I’m expecting bank funding costs to increase. Deposits to flee the smaller banks. Both have already started.
As a consequence, banks scale back their lending. Interest rates charged are higher. Corporates bear the brunt, the US falls into recession and default rates spike. Inflation is no longer a concern.
Net effect: a mini-banking crisis, followed by a credit crunch, possibly followed by a traditional banking crisis.
The forward data continues to indicate economies are in the early stages of a credit crunch:
Earnings are still too high.
One of the key features of the last year has been the ability of companies to expand margins, using inflation as a cover to push through price increases. But that is coming to an end.
Sales growth remains relatively good, but this is largely a function of inflation:
Analyst forecasts are still too optimistic.
Add in that a host of forward indicators (soft data) are pointing to significant weakness. Capital expenditure intentions, financial conditions, CEO confidence, sector downgrades all point in the same direction. Earnings forecasts are too high.
Is something different this time? Or is it just that analyst forecasts are too optimistic at macro turning points, as they usually are. My money is on the second.
China finally holding its nerve?
China is in the middle of its fourth attempt in the past dozen years to wean itself off its property construction addiction. They lost their nerve on three prior occasions.

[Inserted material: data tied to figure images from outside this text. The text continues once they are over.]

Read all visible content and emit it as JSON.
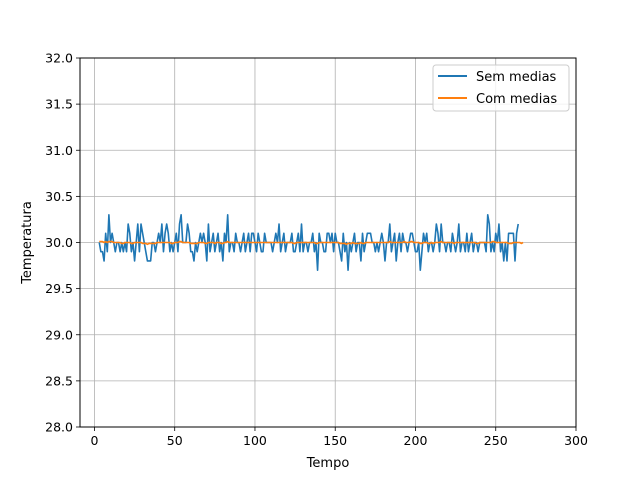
{
  "chart_data": {
    "type": "line",
    "xlabel": "Tempo",
    "ylabel": "Temperatura",
    "xlim": [
      -9,
      300
    ],
    "ylim": [
      28.0,
      32.0
    ],
    "xticks": [
      0,
      50,
      100,
      150,
      200,
      250,
      300
    ],
    "yticks": [
      28.0,
      28.5,
      29.0,
      29.5,
      30.0,
      30.5,
      31.0,
      31.5,
      32.0
    ],
    "xtick_labels": [
      "0",
      "50",
      "100",
      "150",
      "200",
      "250",
      "300"
    ],
    "ytick_labels": [
      "28.0",
      "28.5",
      "29.0",
      "29.5",
      "30.0",
      "30.5",
      "31.0",
      "31.5",
      "32.0"
    ],
    "grid": true,
    "legend_position": "top-right",
    "series": [
      {
        "name": "Sem medias",
        "color": "#1f77b4",
        "x_start": 3,
        "x_step": 1,
        "values": [
          30.0,
          29.9,
          29.9,
          29.8,
          30.1,
          29.9,
          30.3,
          30.0,
          30.1,
          30.0,
          29.9,
          30.0,
          30.0,
          29.9,
          30.0,
          29.9,
          30.0,
          29.9,
          30.2,
          30.1,
          29.9,
          30.0,
          29.8,
          30.0,
          30.2,
          29.9,
          30.2,
          30.1,
          30.0,
          29.9,
          29.8,
          29.8,
          29.8,
          30.0,
          30.0,
          29.9,
          30.0,
          30.1,
          30.0,
          30.2,
          29.9,
          30.1,
          30.2,
          30.1,
          29.9,
          30.0,
          29.9,
          30.0,
          30.1,
          29.9,
          30.2,
          30.3,
          30.0,
          30.0,
          30.0,
          30.2,
          30.1,
          29.9,
          29.9,
          29.8,
          30.0,
          29.9,
          30.0,
          30.1,
          30.0,
          30.1,
          30.0,
          29.8,
          30.2,
          29.9,
          30.0,
          30.1,
          29.9,
          30.0,
          30.1,
          29.9,
          30.0,
          29.8,
          30.1,
          30.0,
          30.3,
          29.9,
          30.0,
          30.0,
          29.9,
          30.1,
          30.0,
          30.0,
          29.9,
          30.0,
          30.1,
          29.9,
          30.0,
          30.1,
          29.9,
          30.1,
          30.1,
          30.0,
          29.9,
          30.1,
          30.0,
          29.9,
          29.9,
          30.1,
          30.0,
          30.0,
          30.0,
          30.0,
          29.9,
          30.0,
          30.1,
          30.0,
          30.2,
          29.9,
          30.0,
          30.1,
          29.9,
          30.0,
          30.0,
          30.0,
          30.1,
          29.9,
          29.9,
          30.0,
          30.1,
          29.9,
          30.2,
          29.9,
          30.0,
          30.0,
          29.9,
          30.0,
          30.0,
          30.1,
          29.9,
          30.0,
          29.7,
          30.1,
          30.0,
          30.0,
          29.9,
          29.9,
          30.1,
          30.1,
          30.0,
          30.1,
          29.9,
          30.1,
          30.0,
          30.0,
          29.9,
          29.8,
          30.1,
          29.9,
          30.0,
          29.7,
          30.0,
          29.9,
          30.0,
          30.1,
          29.9,
          30.0,
          30.0,
          29.8,
          30.1,
          29.9,
          30.0,
          30.1,
          30.1,
          30.1,
          30.0,
          30.0,
          29.9,
          30.0,
          29.9,
          30.0,
          30.1,
          30.0,
          29.8,
          30.0,
          30.0,
          30.2,
          29.9,
          30.0,
          30.1,
          29.8,
          30.0,
          30.1,
          29.9,
          30.1,
          30.0,
          30.0,
          29.9,
          30.0,
          30.1,
          30.1,
          30.0,
          29.9,
          29.9,
          30.0,
          29.7,
          29.9,
          30.1,
          30.0,
          30.1,
          29.9,
          30.0,
          30.0,
          29.9,
          30.0,
          30.2,
          30.1,
          29.9,
          30.2,
          30.0,
          30.0,
          29.9,
          30.0,
          30.0,
          29.9,
          30.1,
          30.0,
          29.9,
          30.0,
          30.2,
          29.9,
          30.0,
          30.0,
          29.9,
          30.1,
          29.9,
          30.0,
          30.1,
          29.9,
          30.0,
          30.0,
          29.9,
          30.0,
          30.0,
          30.0,
          30.0,
          29.9,
          30.3,
          30.2,
          29.9,
          30.0,
          29.9,
          30.1,
          30.0,
          30.2,
          29.9,
          30.0,
          29.8,
          30.0,
          29.8,
          30.1,
          30.1,
          30.1,
          30.1,
          29.8,
          30.1,
          30.2
        ]
      },
      {
        "name": "Com medias",
        "color": "#ff7f0e",
        "x_start": 3,
        "x_step": 1,
        "values": [
          30.01,
          30.01,
          30.01,
          30.0,
          30.01,
          30.0,
          30.01,
          30.01,
          30.01,
          30.0,
          30.0,
          30.0,
          30.0,
          30.0,
          29.99,
          29.99,
          30.0,
          30.0,
          30.0,
          30.0,
          29.99,
          29.99,
          30.0,
          30.0,
          30.0,
          30.0,
          30.0,
          29.99,
          29.99,
          29.99,
          29.98,
          29.99,
          29.99,
          29.99,
          29.99,
          29.99,
          30.0,
          30.0,
          30.0,
          30.0,
          30.0,
          30.0,
          30.0,
          30.0,
          30.0,
          29.99,
          29.99,
          30.0,
          30.0,
          30.0,
          30.01,
          30.01,
          30.0,
          30.0,
          30.0,
          30.0,
          30.0,
          29.99,
          29.99,
          29.99,
          29.99,
          29.99,
          30.0,
          30.0,
          30.0,
          30.0,
          29.99,
          29.99,
          30.0,
          30.0,
          30.0,
          30.0,
          29.99,
          30.0,
          30.0,
          30.0,
          29.99,
          29.99,
          30.0,
          30.0,
          30.01,
          30.0,
          30.0,
          30.0,
          30.0,
          30.0,
          30.0,
          30.0,
          30.0,
          30.0,
          30.0,
          30.0,
          30.0,
          30.0,
          30.0,
          30.0,
          30.0,
          30.0,
          30.0,
          30.0,
          30.0,
          30.0,
          30.0,
          30.0,
          30.0,
          30.0,
          30.0,
          30.0,
          30.0,
          30.0,
          30.0,
          30.0,
          30.0,
          30.0,
          30.0,
          30.0,
          30.0,
          30.0,
          30.0,
          30.0,
          30.0,
          29.99,
          29.99,
          30.0,
          30.0,
          30.0,
          30.0,
          30.0,
          30.0,
          30.0,
          30.0,
          30.0,
          30.0,
          30.0,
          30.0,
          29.99,
          29.99,
          30.0,
          30.0,
          30.0,
          30.0,
          30.0,
          30.0,
          30.0,
          30.0,
          30.0,
          30.0,
          30.0,
          30.0,
          30.0,
          29.99,
          29.99,
          29.99,
          29.99,
          29.98,
          29.99,
          29.99,
          29.99,
          30.0,
          29.99,
          29.99,
          29.99,
          29.99,
          30.0,
          29.99,
          29.99,
          30.0,
          30.0,
          30.0,
          30.0,
          30.0,
          30.0,
          30.0,
          30.0,
          30.0,
          30.0,
          30.0,
          30.0,
          30.0,
          30.0,
          30.0,
          30.01,
          30.0,
          30.0,
          30.0,
          30.0,
          30.0,
          30.0,
          30.0,
          30.0,
          30.01,
          30.0,
          30.0,
          30.0,
          30.01,
          30.01,
          30.0,
          30.0,
          30.0,
          30.0,
          29.99,
          29.99,
          30.0,
          30.0,
          30.0,
          29.99,
          29.99,
          30.0,
          29.99,
          30.0,
          30.0,
          30.0,
          30.0,
          30.01,
          30.0,
          30.0,
          30.0,
          30.0,
          30.0,
          30.0,
          30.0,
          29.99,
          30.0,
          30.0,
          30.0,
          30.0,
          30.0,
          30.0,
          30.0,
          30.0,
          30.0,
          30.0,
          30.0,
          30.0,
          30.0,
          29.99,
          29.99,
          30.0,
          30.0,
          30.0,
          30.0,
          30.0,
          30.0,
          30.0,
          30.0,
          30.01,
          30.01,
          30.0,
          30.0,
          30.0,
          30.0,
          30.0,
          30.0,
          30.0,
          30.0,
          29.99,
          29.99,
          29.99,
          30.0,
          30.0,
          30.0,
          30.0,
          30.0,
          29.99,
          30.0
        ]
      }
    ]
  }
}
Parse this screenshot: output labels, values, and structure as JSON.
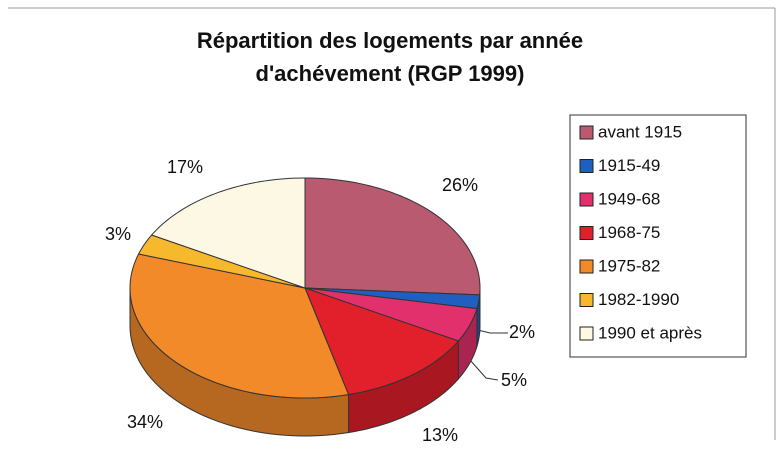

In November, China issued a sweeping directive to rescue its property sector. At face value, it was a major recalibration of its property crackdown. We did not interpret the announcements as a resumption of the property building boom. In fact, for the most part, you can categorise the elements as either (a) directives to various banks to lend more to developers, mostly focussed on completing existing projects (b) reduced debt constraints or rules on individuals buying houses.
The plan is to avert catastrophe rather than return to the old normal.
China’s housing starts are down 50% on prior years. But, because apartments take a long time to complete, the amount under construction has only fallen slightly:
The reduction in new housing starts will eventually flow through to construction. And, given the immense size of the Chinese house-building bubble in recent years, starts would need to halve again to get down to levels that are consistent with other economies.
China is not coming to the rescue through housing and infrastructure. Stimulus, if it comes, is much more likely to be focused on renewable energy and semiconductors. Particularly as the US expands the number of advanced chips that China has been cut off from.
Australia was a major beneficiary of Chinese construction through commodities. That is not the case for semiconductors.
Net Effect
The credit crunch is growing, bankruptcies are climbing, company earnings are sliding lower, and China is not coming to the rescue.
Valuations are in the most expensive 20% of historical ranges. None of those factors encourage me to buy more stocks.
Jobs are the lone bright spot. They are usually the last domino to fall, so it is not atypical at this point in the cycle to see jobs yet to weaken. But the continued strength of jobs and wages is the one factor that bears could prove bears wrong.